A Suprema Corte dos Estados Unidos está analisando um caso sobre a inclusão de livros infantis com personagens LGBT+ nas escolas públicas de Maryland. Pais do condado de Montgomery estão contestando o uso desses livros, afirmando que eles vão contra suas crenças religiosas. O caso surgiu depois que a escola negou o pedido de alguns pais para retirar seus filhos das aulas que utilizam esses materiais. Entre os livros em questão estão “Príncipe e Cavaleiro” e “Com Amor, Violet”. Os pais acreditam que o conteúdo é inadequado para as crianças, enquanto a escola defende que os livros tratam de temas como aventura e aceitação, sem abordar educação sexual. A escola decidiu não oferecer uma opção de exclusão, pois seria difícil criar aulas alternativas. A organização Pen America criticou a tentativa dos pais de censurar os livros. A decisão da Suprema Corte pode afetar a inclusão de materiais diversos nas escolas e reacende o debate sobre os direitos dos pais em relação ao currículo escolar.
Suprema Corte dos EUA analisa caso de livros infantis com temática LGBT+ em escolas
Washington – A Suprema Corte dos Estados Unidos analisa um caso que envolve a inclusão de livros infantis com personagens LGBT+ no currículo de escolas públicas em Maryland. Pais do condado de Montgomery questionam o uso desses materiais, alegando que violam suas convicções religiosas. O caso chegou ao tribunal após o sistema escolar negar o pedido de exclusão dos filhos das aulas que utilizam os livros.
A controvérsia gira em torno de cinco obras voltadas para alunos do jardim de infância à quinta série. Entre elas, “Príncipe e Cavaleiro”, que narra a história de amor entre um príncipe e um cavaleiro, e “Com Amor, Violet”, que aborda a ansiedade de uma menina ao entregar um cartão para outra menina. Os pais argumentam que o conteúdo é de caráter sexual e confuso para as crianças.

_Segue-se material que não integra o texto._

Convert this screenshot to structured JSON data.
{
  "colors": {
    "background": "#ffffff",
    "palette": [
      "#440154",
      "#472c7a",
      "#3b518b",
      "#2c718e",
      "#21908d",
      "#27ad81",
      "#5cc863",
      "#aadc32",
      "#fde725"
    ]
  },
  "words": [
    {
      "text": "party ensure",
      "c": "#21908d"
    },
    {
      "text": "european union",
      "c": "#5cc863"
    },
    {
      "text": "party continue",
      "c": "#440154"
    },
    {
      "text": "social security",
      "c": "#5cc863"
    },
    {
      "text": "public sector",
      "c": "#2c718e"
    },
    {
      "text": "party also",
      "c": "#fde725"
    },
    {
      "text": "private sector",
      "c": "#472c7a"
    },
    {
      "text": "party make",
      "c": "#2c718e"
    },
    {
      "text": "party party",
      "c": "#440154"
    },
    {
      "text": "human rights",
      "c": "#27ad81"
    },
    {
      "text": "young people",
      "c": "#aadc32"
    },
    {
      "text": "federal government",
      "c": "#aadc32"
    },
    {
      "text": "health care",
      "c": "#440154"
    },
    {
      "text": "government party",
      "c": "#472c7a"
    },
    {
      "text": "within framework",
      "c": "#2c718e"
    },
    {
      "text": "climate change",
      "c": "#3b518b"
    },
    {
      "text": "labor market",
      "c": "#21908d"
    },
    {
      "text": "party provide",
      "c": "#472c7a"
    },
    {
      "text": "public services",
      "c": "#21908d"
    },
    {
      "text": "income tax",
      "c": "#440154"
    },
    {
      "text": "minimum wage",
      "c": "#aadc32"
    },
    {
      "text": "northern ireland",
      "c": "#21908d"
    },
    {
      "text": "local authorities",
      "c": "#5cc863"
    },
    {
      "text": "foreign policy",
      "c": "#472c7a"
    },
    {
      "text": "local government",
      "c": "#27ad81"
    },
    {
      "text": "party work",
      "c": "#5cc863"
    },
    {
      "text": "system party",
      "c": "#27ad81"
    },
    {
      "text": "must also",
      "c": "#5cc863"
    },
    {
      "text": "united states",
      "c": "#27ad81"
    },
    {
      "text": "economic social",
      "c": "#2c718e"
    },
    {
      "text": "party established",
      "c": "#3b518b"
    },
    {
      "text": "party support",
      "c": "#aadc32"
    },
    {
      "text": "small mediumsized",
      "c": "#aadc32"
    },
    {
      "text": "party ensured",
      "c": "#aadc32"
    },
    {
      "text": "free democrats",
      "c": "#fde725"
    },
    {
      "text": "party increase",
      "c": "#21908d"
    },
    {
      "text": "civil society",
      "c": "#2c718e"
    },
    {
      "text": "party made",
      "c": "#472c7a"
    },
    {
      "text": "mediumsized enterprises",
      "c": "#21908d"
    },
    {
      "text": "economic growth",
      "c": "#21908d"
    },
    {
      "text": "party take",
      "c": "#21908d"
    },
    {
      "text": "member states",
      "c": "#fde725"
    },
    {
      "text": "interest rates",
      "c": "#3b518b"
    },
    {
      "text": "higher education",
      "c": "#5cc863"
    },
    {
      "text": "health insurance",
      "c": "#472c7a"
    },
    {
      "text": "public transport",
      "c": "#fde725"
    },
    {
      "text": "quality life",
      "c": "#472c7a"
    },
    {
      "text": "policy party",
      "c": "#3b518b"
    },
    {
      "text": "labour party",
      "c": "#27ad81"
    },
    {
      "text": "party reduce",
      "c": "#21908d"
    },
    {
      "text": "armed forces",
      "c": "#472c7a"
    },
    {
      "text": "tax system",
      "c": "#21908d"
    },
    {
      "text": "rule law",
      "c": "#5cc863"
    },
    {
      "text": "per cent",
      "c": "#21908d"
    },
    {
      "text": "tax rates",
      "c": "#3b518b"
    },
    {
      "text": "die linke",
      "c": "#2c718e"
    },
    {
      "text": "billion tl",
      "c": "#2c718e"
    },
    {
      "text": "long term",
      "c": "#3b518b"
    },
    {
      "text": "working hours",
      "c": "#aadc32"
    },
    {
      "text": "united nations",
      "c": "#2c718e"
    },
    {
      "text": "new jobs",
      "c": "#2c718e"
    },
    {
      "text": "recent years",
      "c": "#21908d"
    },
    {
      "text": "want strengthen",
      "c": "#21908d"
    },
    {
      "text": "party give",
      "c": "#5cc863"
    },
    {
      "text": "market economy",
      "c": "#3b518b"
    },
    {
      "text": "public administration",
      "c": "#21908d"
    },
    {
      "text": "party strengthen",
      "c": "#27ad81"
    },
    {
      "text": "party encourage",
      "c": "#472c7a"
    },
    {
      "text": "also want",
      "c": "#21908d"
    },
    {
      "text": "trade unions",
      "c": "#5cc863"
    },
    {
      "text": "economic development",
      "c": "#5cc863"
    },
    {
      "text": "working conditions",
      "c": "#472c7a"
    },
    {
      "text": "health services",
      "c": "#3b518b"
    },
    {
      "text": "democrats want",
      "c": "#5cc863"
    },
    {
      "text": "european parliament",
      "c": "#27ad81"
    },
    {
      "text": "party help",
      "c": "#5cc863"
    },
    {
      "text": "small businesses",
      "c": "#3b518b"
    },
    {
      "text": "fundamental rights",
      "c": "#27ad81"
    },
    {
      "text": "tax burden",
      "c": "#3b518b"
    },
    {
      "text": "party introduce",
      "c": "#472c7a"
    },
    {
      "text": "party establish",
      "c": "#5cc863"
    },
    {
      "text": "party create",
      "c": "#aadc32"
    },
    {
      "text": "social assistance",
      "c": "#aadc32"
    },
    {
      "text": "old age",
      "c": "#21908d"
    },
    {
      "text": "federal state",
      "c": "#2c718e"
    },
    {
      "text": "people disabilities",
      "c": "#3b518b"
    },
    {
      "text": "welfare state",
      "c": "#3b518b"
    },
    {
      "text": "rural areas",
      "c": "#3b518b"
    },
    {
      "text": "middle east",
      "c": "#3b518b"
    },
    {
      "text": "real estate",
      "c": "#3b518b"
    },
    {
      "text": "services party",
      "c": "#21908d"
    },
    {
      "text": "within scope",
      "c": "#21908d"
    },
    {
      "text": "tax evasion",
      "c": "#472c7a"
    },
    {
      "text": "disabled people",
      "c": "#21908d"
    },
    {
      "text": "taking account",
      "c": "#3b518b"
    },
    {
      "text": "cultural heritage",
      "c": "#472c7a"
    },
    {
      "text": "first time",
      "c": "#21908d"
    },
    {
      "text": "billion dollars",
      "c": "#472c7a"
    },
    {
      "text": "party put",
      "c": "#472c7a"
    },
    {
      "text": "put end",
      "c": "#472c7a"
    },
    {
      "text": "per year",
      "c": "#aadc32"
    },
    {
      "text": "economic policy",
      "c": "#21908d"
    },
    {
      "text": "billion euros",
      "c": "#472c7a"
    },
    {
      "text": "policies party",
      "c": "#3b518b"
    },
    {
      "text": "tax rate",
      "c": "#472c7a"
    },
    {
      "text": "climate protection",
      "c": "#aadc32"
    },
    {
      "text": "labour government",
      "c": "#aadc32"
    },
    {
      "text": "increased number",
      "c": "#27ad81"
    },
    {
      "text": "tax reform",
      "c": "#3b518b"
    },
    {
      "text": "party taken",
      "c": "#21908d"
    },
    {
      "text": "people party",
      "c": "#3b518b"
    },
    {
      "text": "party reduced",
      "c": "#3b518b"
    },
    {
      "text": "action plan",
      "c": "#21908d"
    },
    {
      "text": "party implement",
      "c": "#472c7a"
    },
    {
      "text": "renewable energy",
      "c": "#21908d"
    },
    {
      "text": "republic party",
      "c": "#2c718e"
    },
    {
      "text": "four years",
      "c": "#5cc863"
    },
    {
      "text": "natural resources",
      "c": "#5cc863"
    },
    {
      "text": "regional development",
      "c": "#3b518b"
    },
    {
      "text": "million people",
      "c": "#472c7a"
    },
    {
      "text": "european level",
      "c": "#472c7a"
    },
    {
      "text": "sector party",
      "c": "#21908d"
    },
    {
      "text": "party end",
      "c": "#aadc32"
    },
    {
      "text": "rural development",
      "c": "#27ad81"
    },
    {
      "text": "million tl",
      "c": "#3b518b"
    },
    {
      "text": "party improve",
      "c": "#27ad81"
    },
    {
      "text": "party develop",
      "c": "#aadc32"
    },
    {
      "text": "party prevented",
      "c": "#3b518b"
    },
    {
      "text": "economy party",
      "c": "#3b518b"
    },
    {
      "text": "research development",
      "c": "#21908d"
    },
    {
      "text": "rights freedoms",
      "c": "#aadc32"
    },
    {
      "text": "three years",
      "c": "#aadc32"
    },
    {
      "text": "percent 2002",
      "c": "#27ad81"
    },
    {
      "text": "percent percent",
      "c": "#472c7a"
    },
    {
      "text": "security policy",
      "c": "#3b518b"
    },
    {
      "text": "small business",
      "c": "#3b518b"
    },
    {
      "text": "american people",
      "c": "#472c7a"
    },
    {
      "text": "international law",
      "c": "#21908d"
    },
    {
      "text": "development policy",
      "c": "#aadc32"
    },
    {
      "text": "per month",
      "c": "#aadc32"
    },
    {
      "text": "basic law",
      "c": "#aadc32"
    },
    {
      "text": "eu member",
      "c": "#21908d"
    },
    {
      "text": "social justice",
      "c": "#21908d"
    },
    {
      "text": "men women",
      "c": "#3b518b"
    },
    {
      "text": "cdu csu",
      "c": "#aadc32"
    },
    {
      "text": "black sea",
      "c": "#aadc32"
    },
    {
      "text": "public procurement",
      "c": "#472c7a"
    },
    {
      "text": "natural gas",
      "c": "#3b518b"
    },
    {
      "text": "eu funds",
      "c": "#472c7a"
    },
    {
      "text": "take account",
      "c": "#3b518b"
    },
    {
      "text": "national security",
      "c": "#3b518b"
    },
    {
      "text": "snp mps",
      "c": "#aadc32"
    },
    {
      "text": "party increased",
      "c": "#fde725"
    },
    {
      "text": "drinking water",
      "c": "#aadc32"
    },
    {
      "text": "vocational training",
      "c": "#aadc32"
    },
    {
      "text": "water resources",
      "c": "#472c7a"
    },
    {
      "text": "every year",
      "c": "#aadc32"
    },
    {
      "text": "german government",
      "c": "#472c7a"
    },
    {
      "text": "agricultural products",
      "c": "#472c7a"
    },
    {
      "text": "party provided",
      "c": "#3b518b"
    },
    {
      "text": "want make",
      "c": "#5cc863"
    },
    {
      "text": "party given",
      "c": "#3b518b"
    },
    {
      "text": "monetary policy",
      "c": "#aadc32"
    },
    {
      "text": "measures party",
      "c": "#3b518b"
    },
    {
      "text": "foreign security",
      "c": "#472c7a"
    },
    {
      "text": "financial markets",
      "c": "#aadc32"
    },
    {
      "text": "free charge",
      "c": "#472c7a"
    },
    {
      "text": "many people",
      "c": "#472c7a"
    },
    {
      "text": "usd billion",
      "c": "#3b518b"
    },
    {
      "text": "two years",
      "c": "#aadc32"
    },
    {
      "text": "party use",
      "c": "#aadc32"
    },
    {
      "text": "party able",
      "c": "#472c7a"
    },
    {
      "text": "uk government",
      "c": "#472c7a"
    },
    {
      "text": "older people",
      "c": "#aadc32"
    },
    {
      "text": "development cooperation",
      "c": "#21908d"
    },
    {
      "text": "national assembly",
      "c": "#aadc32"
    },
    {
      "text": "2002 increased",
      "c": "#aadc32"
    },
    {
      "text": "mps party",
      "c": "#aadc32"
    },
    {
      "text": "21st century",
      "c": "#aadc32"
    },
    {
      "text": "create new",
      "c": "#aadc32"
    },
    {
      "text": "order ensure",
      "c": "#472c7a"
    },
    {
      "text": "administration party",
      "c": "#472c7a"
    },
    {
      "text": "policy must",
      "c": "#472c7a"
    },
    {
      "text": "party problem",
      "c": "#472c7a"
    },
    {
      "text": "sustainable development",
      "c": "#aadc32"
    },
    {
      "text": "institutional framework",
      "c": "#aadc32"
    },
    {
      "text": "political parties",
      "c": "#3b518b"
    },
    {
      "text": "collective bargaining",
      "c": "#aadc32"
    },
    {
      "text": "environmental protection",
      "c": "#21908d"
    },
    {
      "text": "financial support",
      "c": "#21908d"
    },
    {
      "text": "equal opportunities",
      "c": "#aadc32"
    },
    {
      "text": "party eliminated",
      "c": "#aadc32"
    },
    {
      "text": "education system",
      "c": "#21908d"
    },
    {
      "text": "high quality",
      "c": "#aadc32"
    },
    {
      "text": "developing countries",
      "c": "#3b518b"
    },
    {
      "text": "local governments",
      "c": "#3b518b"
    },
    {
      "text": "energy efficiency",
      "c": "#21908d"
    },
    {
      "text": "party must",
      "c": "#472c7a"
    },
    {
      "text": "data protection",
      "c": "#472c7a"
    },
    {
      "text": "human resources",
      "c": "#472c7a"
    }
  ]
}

Billy Moges, membro do grupo de pais Kids First, retirou suas filhas da escola pública devido à inclusão dos livros. Ele afirma que o material ensina sexualidade humana de forma inadequada para a idade das crianças. O sistema escolar defende que os livros não são de educação sexual, mas sim obras que abordam temas universais como aventura, emoções e aceitação.

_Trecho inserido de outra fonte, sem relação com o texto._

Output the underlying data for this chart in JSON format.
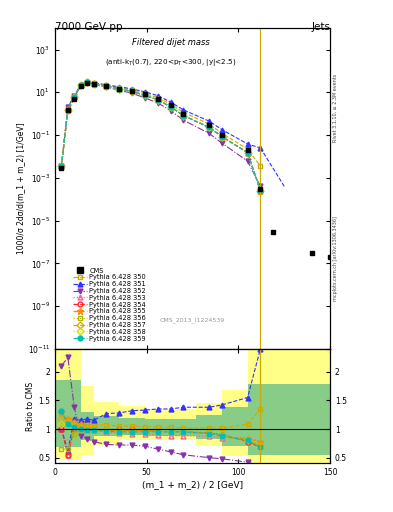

Advogados das escolas argumentam que os livros refletem a diversidade das famílias no condado de Montgomery e que os professores não podem usá-los para impor visões religiosas. A escola abandonou a opção de exclusão voluntária devido à inviabilidade de oferecer aulas alternativas para os alunos. A organização Pen America, que monitora casos de livros banidos, critica a ação dos pais, classificando-a como uma tentativa de censura.
A decisão da Suprema Corte pode ter implicações significativas para a inclusão de materiais diversos em escolas públicas nos Estados Unidos. O caso reacende o debate sobre os direitos dos pais em relação ao currículo escolar e a proteção de suas crenças religiosas. A expectativa é que a corte, com maioria conservadora, possa favorecer os argumentos dos pais.